Individuals with underlying medical conditions that can be exacerbated by poor air quality such as heart or breathing problems should discuss their situation with their treating health care provider to determine if any work-related restrictions or limitations are required. An employer has a duty to accommodate the needs of a worker with a disability, up to the point of undue hardship. For more information, please refer to the Ontario Human Rights Commission.

Q8 – My workplace has been closed temporarily due to poor air quality. Does the employer have to pay me?

If you have questions with regard to your employment standards rights you can contact the Employment Standards Information Centre

Q9 – Who can I contact if I have concerns regarding my health and safety at work due to smoke?
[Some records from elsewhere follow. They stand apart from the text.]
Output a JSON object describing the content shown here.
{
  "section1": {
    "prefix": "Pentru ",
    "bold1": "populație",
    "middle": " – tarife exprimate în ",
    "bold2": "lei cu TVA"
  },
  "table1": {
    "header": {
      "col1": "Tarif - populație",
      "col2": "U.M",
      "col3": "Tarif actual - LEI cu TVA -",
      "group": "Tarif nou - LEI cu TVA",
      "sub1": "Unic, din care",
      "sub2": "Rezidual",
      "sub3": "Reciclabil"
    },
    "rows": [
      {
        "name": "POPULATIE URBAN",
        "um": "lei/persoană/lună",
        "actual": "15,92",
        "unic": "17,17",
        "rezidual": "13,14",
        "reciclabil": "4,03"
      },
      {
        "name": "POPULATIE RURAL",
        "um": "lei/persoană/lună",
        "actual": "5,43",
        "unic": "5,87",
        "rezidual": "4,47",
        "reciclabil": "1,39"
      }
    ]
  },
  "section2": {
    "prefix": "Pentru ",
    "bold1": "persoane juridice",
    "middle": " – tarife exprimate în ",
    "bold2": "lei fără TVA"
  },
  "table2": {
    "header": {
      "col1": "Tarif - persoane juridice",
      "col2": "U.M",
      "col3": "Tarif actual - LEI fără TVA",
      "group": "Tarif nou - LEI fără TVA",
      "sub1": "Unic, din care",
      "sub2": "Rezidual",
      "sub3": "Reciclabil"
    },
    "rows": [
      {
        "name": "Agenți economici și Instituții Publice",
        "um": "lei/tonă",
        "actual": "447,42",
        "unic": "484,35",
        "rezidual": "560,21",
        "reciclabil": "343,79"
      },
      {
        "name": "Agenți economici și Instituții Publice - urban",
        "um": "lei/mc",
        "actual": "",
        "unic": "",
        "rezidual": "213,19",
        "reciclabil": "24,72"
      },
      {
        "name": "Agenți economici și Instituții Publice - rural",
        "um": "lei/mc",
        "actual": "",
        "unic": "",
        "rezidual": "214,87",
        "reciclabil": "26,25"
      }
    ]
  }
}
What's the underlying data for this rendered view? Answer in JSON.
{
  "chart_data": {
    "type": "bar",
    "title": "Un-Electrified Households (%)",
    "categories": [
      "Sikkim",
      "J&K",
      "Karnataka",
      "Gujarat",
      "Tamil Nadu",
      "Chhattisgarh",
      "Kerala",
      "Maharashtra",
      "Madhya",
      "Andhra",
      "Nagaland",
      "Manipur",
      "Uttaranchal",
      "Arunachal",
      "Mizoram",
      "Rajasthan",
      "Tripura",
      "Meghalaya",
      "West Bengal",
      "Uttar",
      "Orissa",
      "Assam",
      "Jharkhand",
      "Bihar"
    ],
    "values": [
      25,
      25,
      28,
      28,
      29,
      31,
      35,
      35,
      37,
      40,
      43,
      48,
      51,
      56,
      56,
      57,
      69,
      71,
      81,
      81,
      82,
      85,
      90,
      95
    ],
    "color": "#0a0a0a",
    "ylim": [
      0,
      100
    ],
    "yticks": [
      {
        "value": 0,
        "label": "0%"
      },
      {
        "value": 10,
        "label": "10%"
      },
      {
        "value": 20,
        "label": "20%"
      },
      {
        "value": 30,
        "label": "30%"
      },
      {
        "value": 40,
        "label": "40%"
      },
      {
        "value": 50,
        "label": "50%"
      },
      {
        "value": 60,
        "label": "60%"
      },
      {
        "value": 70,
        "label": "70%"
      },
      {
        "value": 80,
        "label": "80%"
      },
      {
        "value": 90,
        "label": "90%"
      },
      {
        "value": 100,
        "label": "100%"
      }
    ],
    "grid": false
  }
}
You can file a complaint if you believe conditions in a workplace are unsafe.

Before you report your situation, you can:

  • discuss your concerns with your supervisor or employer.
  • consult your joint health and safety committee member or health and safety representative, if there is one.

One of the main purposes of the Occupational Health and Safety Act (OHSA) is to enable a strong internal responsibility system (IRS) in the workplace, which gives everyone in the workplace a role to play in keeping workplaces safe and healthy. As part of the IRS, health and safety issues should be discussed with the joint health and safety committee (JHSC) or health and safety representative, if there is one.

If the situation continues after you’ve tried to discuss your concerns, you can file a complaint with the Ministry of Labour, Immigration, Training and Skills Development Health and Safety Contact Centre.